Open cowwoc opened 3 years ago
Looks good, are you planning on making a PR for this?
If so, some initial comments:
It looks like the session
is leftover from a previous version?
I think a toString(Tensor t)
(or TType, but Tensor is better) w/ resolution done based on the runtime type would be useful, too, since the concrete type isn't always known. Perhaps make this the only method.
It would also be good to have this as a default method in Operand
too, that only does something in an eager session (like asTensor()
). Probably return a N/A message rather than throwing, since it's for debugging.
@rnett Good suggestions. I'll try to formulate a PR.
Question though, since this method is meant strictly for debugging, couldn't we implement it for non-eager sessions as well? We could spin up a graph runner, evaluate the operand, and return the String representation.
You could, but if that tensor depends on anything non-constant (i.e. placeholders or variables), you won't be able to get it, since the session has no way of knowing about those inputs. And I would think most things you want to debug would have dependencies like that.
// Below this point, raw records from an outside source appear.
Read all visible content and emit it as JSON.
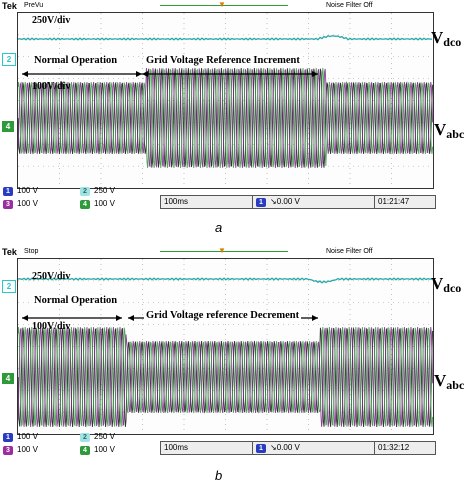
{
  "panels": [
    {
      "id": "a",
      "header": {
        "brand": "Tek",
        "state": "PreVu",
        "noise_filter": "Noise Filter Off"
      },
      "annotations": {
        "dc_scale": "250V/div",
        "ac_scale": "100V/div",
        "phase1": "Normal Operation",
        "phase2": "Grid Voltage Reference Increment"
      },
      "labels": {
        "vdco_main": "V",
        "vdco_sub": "dco",
        "vabc_main": "V",
        "vabc_sub": "abc"
      },
      "markers": {
        "ch2": "2",
        "ch4": "4"
      },
      "footer": {
        "ch1": {
          "num": "1",
          "value": "100 V"
        },
        "ch2": {
          "num": "2",
          "value": "250 V"
        },
        "ch3": {
          "num": "3",
          "value": "100 V"
        },
        "ch4": {
          "num": "4",
          "value": "100 V"
        },
        "timebase": "100ms",
        "trigger_ch": "1",
        "trigger_level": "0.00 V",
        "time": "01:21:47"
      },
      "caption": "a"
    },
    {
      "id": "b",
      "header": {
        "brand": "Tek",
        "state": "Stop",
        "noise_filter": "Noise Filter Off"
      },
      "annotations": {
        "dc_scale": "250V/div",
        "ac_scale": "100V/div",
        "phase1": "Normal Operation",
        "phase2": "Grid Voltage reference Decrement"
      },
      "labels": {
        "vdco_main": "V",
        "vdco_sub": "dco",
        "vabc_main": "V",
        "vabc_sub": "abc"
      },
      "markers": {
        "ch2": "2",
        "ch4": "4"
      },
      "footer": {
        "ch1": {
          "num": "1",
          "value": "100 V"
        },
        "ch2": {
          "num": "2",
          "value": "250 V"
        },
        "ch3": {
          "num": "3",
          "value": "100 V"
        },
        "ch4": {
          "num": "4",
          "value": "100 V"
        },
        "timebase": "100ms",
        "trigger_ch": "1",
        "trigger_level": "0.00 V",
        "time": "01:32:12"
      },
      "caption": "b"
    }
  ],
  "colors": {
    "grid": "#9a9a9a",
    "dc_trace": "#2aa6a6",
    "phase_a": "#1b1b1b",
    "phase_b": "#7a2f86",
    "phase_c": "#3f9a49",
    "ch4_marker": "#2e9a3a",
    "ch2_marker": "#2cc7c7"
  }
}
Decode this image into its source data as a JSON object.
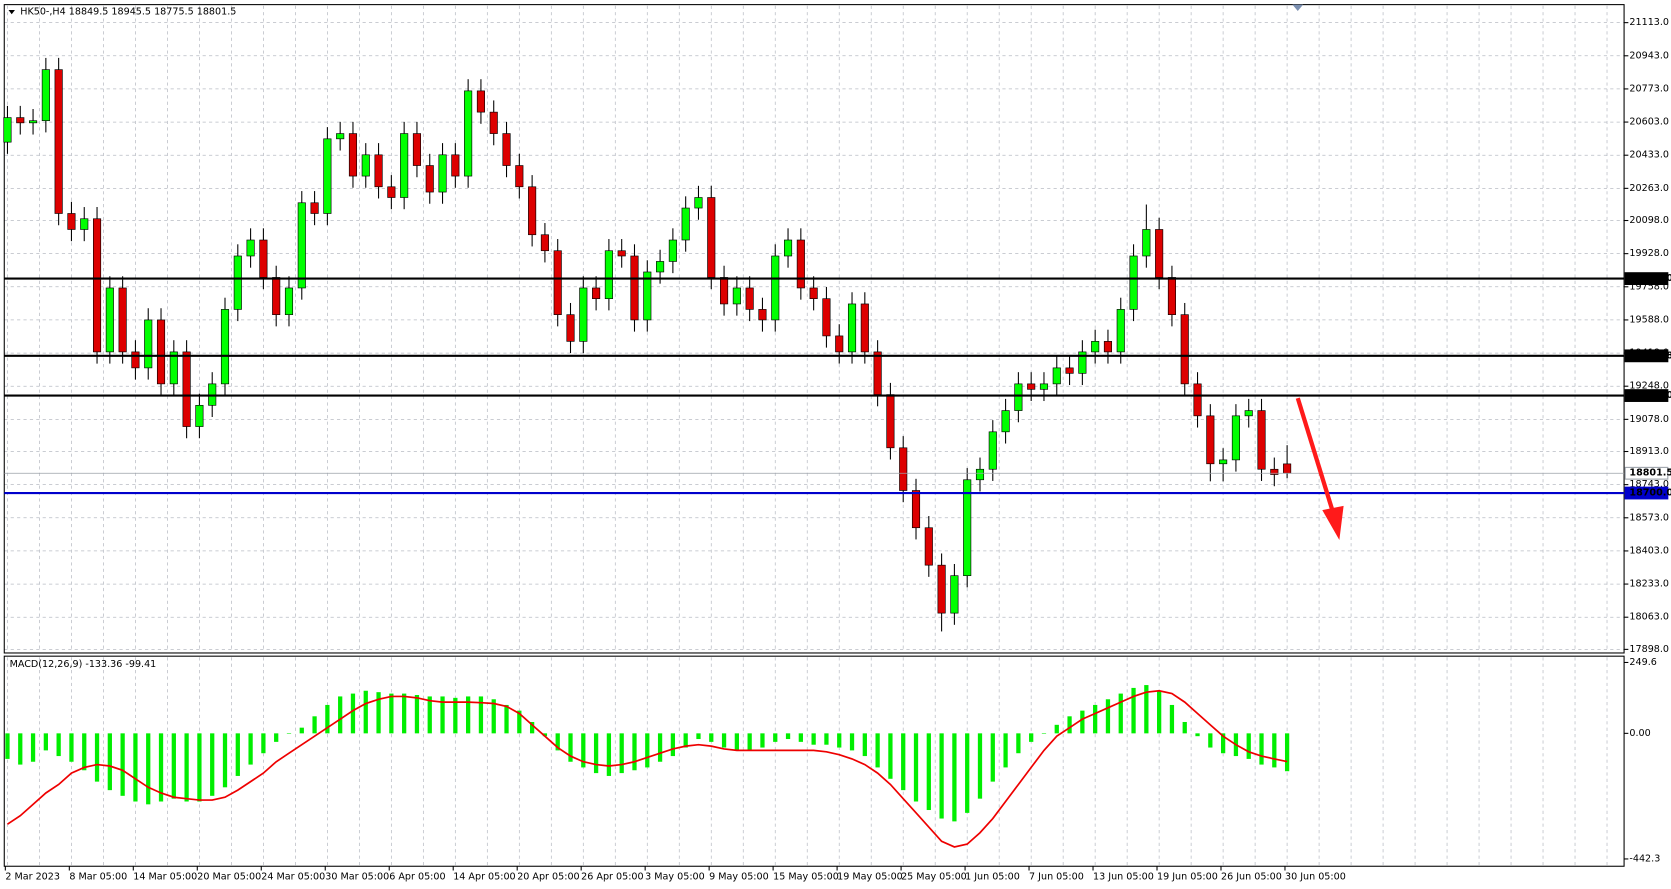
{
  "chart_data": [
    {
      "type": "candlestick",
      "title": "HK50-,H4  18849.5 18945.5 18775.5 18801.5",
      "open": [
        20500,
        20626,
        20599,
        20610,
        20872,
        20134,
        20052,
        20107,
        19424,
        19752,
        19424,
        19342,
        19588,
        19260,
        19424,
        19041,
        19150,
        19260,
        19642,
        19916,
        19998,
        19806,
        19615,
        19752,
        20189,
        20134,
        20517,
        20544,
        20326,
        20435,
        20271,
        20216,
        20544,
        20380,
        20244,
        20435,
        20326,
        20763,
        20654,
        20544,
        20380,
        20271,
        20025,
        19943,
        19615,
        19478,
        19752,
        19697,
        19943,
        19916,
        19588,
        19834,
        19888,
        19998,
        20162,
        20216,
        19806,
        19670,
        19752,
        19642,
        19588,
        19916,
        19998,
        19752,
        19697,
        19506,
        19424,
        19670,
        19424,
        19205,
        18932,
        18713,
        18522,
        18330,
        18084,
        18276,
        18768,
        18822,
        19014,
        19123,
        19260,
        19232,
        19260,
        19342,
        19314,
        19424,
        19478,
        19424,
        19642,
        19916,
        20052,
        19806,
        19615,
        19260,
        19096,
        18850,
        18870,
        19096,
        19123,
        18822,
        18849.5
      ],
      "high": [
        20686,
        20686,
        20670,
        20932,
        20932,
        20194,
        20167,
        20167,
        19812,
        19812,
        19484,
        19648,
        19648,
        19484,
        19484,
        19210,
        19320,
        19702,
        19976,
        20058,
        20058,
        19866,
        19812,
        20249,
        20249,
        20577,
        20604,
        20604,
        20495,
        20495,
        20331,
        20604,
        20604,
        20440,
        20495,
        20495,
        20823,
        20823,
        20714,
        20604,
        20440,
        20331,
        20085,
        20003,
        19675,
        19812,
        19812,
        20003,
        20003,
        19976,
        19894,
        19948,
        20058,
        20222,
        20276,
        20276,
        19866,
        19812,
        19812,
        19702,
        19976,
        20058,
        20058,
        19812,
        19757,
        19566,
        19730,
        19730,
        19484,
        19265,
        18992,
        18773,
        18582,
        18390,
        18336,
        18828,
        18882,
        19074,
        19183,
        19320,
        19320,
        19320,
        19402,
        19402,
        19484,
        19538,
        19538,
        19702,
        19976,
        20180,
        20112,
        19866,
        19675,
        19320,
        19156,
        18930,
        19156,
        19183,
        19183,
        18882,
        18945.5
      ],
      "low": [
        20440,
        20539,
        20539,
        20550,
        20074,
        19992,
        19992,
        19364,
        19364,
        19364,
        19282,
        19282,
        19200,
        19200,
        18981,
        18981,
        19090,
        19200,
        19582,
        19856,
        19746,
        19555,
        19555,
        19692,
        20074,
        20074,
        20457,
        20266,
        20266,
        20211,
        20156,
        20156,
        20320,
        20184,
        20184,
        20266,
        20266,
        20594,
        20484,
        20320,
        20211,
        19965,
        19883,
        19555,
        19418,
        19418,
        19637,
        19637,
        19856,
        19528,
        19528,
        19774,
        19828,
        19938,
        20102,
        19746,
        19610,
        19610,
        19582,
        19528,
        19528,
        19856,
        19692,
        19637,
        19446,
        19364,
        19364,
        19364,
        19145,
        18872,
        18653,
        18462,
        18270,
        17990,
        18024,
        18216,
        18708,
        18762,
        18954,
        19063,
        19172,
        19172,
        19200,
        19254,
        19254,
        19364,
        19364,
        19364,
        19582,
        19856,
        19746,
        19555,
        19200,
        19036,
        18760,
        18760,
        18810,
        19036,
        18762,
        18735,
        18775.5
      ],
      "close": [
        20626,
        20599,
        20610,
        20872,
        20134,
        20052,
        20107,
        19424,
        19752,
        19424,
        19342,
        19588,
        19260,
        19424,
        19041,
        19150,
        19260,
        19642,
        19916,
        19998,
        19806,
        19615,
        19752,
        20189,
        20134,
        20517,
        20544,
        20326,
        20435,
        20271,
        20216,
        20544,
        20380,
        20244,
        20435,
        20326,
        20763,
        20654,
        20544,
        20380,
        20271,
        20025,
        19943,
        19615,
        19478,
        19752,
        19697,
        19943,
        19916,
        19588,
        19834,
        19888,
        19998,
        20162,
        20216,
        19806,
        19670,
        19752,
        19642,
        19588,
        19916,
        19998,
        19752,
        19697,
        19506,
        19424,
        19670,
        19424,
        19205,
        18932,
        18713,
        18522,
        18330,
        18084,
        18276,
        18768,
        18822,
        19014,
        19123,
        19260,
        19232,
        19260,
        19342,
        19314,
        19424,
        19478,
        19424,
        19642,
        19916,
        20052,
        19806,
        19615,
        19260,
        19096,
        18850,
        18870,
        19096,
        19123,
        18822,
        18795,
        18801.5
      ],
      "up_color": "#00ff00",
      "down_color": "#dd0000",
      "ylim": [
        17885,
        21200
      ],
      "yticks": [
        {
          "value": 21113,
          "label": "21113.0"
        },
        {
          "value": 20943,
          "label": "20943.0"
        },
        {
          "value": 20773,
          "label": "20773.0"
        },
        {
          "value": 20603,
          "label": "20603.0"
        },
        {
          "value": 20433,
          "label": "20433.0"
        },
        {
          "value": 20263,
          "label": "20263.0"
        },
        {
          "value": 20098,
          "label": "20098.0"
        },
        {
          "value": 19928,
          "label": "19928.0"
        },
        {
          "value": 19758,
          "label": "19758.0"
        },
        {
          "value": 19588,
          "label": "19588.0"
        },
        {
          "value": 19418,
          "label": "19418.0"
        },
        {
          "value": 19248,
          "label": "19248.0"
        },
        {
          "value": 19078,
          "label": "19078.0"
        },
        {
          "value": 18913,
          "label": "18913.0"
        },
        {
          "value": 18743,
          "label": "18743.0"
        },
        {
          "value": 18573,
          "label": "18573.0"
        },
        {
          "value": 18403,
          "label": "18403.0"
        },
        {
          "value": 18233,
          "label": "18233.0"
        },
        {
          "value": 18063,
          "label": "18063.0"
        },
        {
          "value": 17898,
          "label": "17898.0"
        }
      ],
      "grid": true,
      "last_price": {
        "value": 18801.5,
        "label": "18801.5",
        "color": "#9aa0a8"
      },
      "levels": [
        {
          "value": 19800,
          "label": "19800.0",
          "color": "#000000"
        },
        {
          "value": 19403.8,
          "label": "19403.8",
          "color": "#000000"
        },
        {
          "value": 19200,
          "label": "19200.0",
          "color": "#000000"
        },
        {
          "value": 18700,
          "label": "18700.0",
          "color": "#0000cc"
        }
      ]
    },
    {
      "type": "macd",
      "title": "MACD(12,26,9) -133.36 -99.41",
      "categories": [
        "2 Mar 2023",
        null,
        null,
        null,
        null,
        "8 Mar 05:00",
        null,
        null,
        null,
        null,
        "14 Mar 05:00",
        null,
        null,
        null,
        null,
        "20 Mar 05:00",
        null,
        null,
        null,
        null,
        "24 Mar 05:00",
        null,
        null,
        null,
        null,
        "30 Mar 05:00",
        null,
        null,
        null,
        null,
        "6 Apr 05:00",
        null,
        null,
        null,
        null,
        "14 Apr 05:00",
        null,
        null,
        null,
        null,
        "20 Apr 05:00",
        null,
        null,
        null,
        null,
        "26 Apr 05:00",
        null,
        null,
        null,
        null,
        "3 May 05:00",
        null,
        null,
        null,
        null,
        "9 May 05:00",
        null,
        null,
        null,
        null,
        "15 May 05:00",
        null,
        null,
        null,
        null,
        "19 May 05:00",
        null,
        null,
        null,
        null,
        "25 May 05:00",
        null,
        null,
        null,
        null,
        "1 Jun 05:00",
        null,
        null,
        null,
        null,
        "7 Jun 05:00",
        null,
        null,
        null,
        null,
        "13 Jun 05:00",
        null,
        null,
        null,
        null,
        "19 Jun 05:00",
        null,
        null,
        null,
        null,
        "26 Jun 05:00",
        null,
        null,
        null,
        null,
        "30 Jun 05:00"
      ],
      "series": [
        {
          "type": "bar",
          "color": "#00ee00",
          "values": [
            -90,
            -110,
            -100,
            -60,
            -80,
            -100,
            -130,
            -170,
            -200,
            -220,
            -240,
            -250,
            -240,
            -230,
            -240,
            -240,
            -220,
            -190,
            -150,
            -110,
            -70,
            -30,
            0,
            20,
            60,
            100,
            130,
            140,
            150,
            145,
            140,
            140,
            135,
            130,
            130,
            125,
            130,
            130,
            120,
            100,
            80,
            40,
            -10,
            -60,
            -100,
            -120,
            -140,
            -150,
            -140,
            -130,
            -120,
            -100,
            -80,
            -50,
            -20,
            -30,
            -50,
            -60,
            -60,
            -50,
            -30,
            -20,
            -30,
            -40,
            -40,
            -50,
            -60,
            -80,
            -120,
            -160,
            -200,
            -240,
            -270,
            -300,
            -310,
            -280,
            -230,
            -170,
            -120,
            -70,
            -30,
            0,
            30,
            60,
            80,
            100,
            120,
            140,
            160,
            170,
            150,
            100,
            40,
            -10,
            -50,
            -70,
            -80,
            -90,
            -110,
            -120,
            -133.36
          ]
        },
        {
          "type": "line",
          "color": "#ee0000",
          "values": [
            -320,
            -290,
            -250,
            -210,
            -180,
            -140,
            -120,
            -110,
            -115,
            -130,
            -160,
            -190,
            -210,
            -225,
            -230,
            -235,
            -235,
            -225,
            -200,
            -170,
            -140,
            -100,
            -70,
            -40,
            -10,
            20,
            50,
            80,
            105,
            120,
            130,
            130,
            125,
            115,
            110,
            110,
            110,
            108,
            105,
            95,
            70,
            30,
            -10,
            -50,
            -80,
            -100,
            -110,
            -115,
            -110,
            -100,
            -85,
            -70,
            -55,
            -45,
            -40,
            -45,
            -55,
            -60,
            -60,
            -60,
            -60,
            -60,
            -60,
            -60,
            -65,
            -75,
            -90,
            -110,
            -140,
            -180,
            -230,
            -280,
            -330,
            -380,
            -400,
            -390,
            -350,
            -300,
            -240,
            -180,
            -120,
            -60,
            -10,
            20,
            50,
            70,
            90,
            110,
            130,
            145,
            150,
            140,
            110,
            70,
            30,
            -10,
            -40,
            -65,
            -80,
            -90,
            -99.41
          ]
        }
      ],
      "ylim": [
        -468,
        268
      ],
      "yticks": [
        249.6,
        {
          "value": 0,
          "label": "0.00"
        },
        -442.3
      ]
    }
  ]
}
Plus I'm not sure sessions support adding things to the graph after the session is created, and you'd have to re-run the whole graph each time you called asString.
Once we finish functions and eager gradients, most debugging should be done in eager mode anyways. You'd almost always use functions instead of graphs, and there would be a global "execute functions in eager mode" like in Python. It's not necessarily impossible to have asString in graph mode, but it's not easy and won't ever fit very well, and since we have this coming I don't think it's worth it. Feel free to come up with an implementation and make a PR, but maybe PR just the eager version first.
Per our discussion on Gitter, here is a possible implementation for converting Tensors to a String representation. It is still missing some important features, like collapsing long arrays using ellipses, but this can serve as a stepping stone. The functionality is meant to ease troubleshooting/debugging so performance should not be an issue.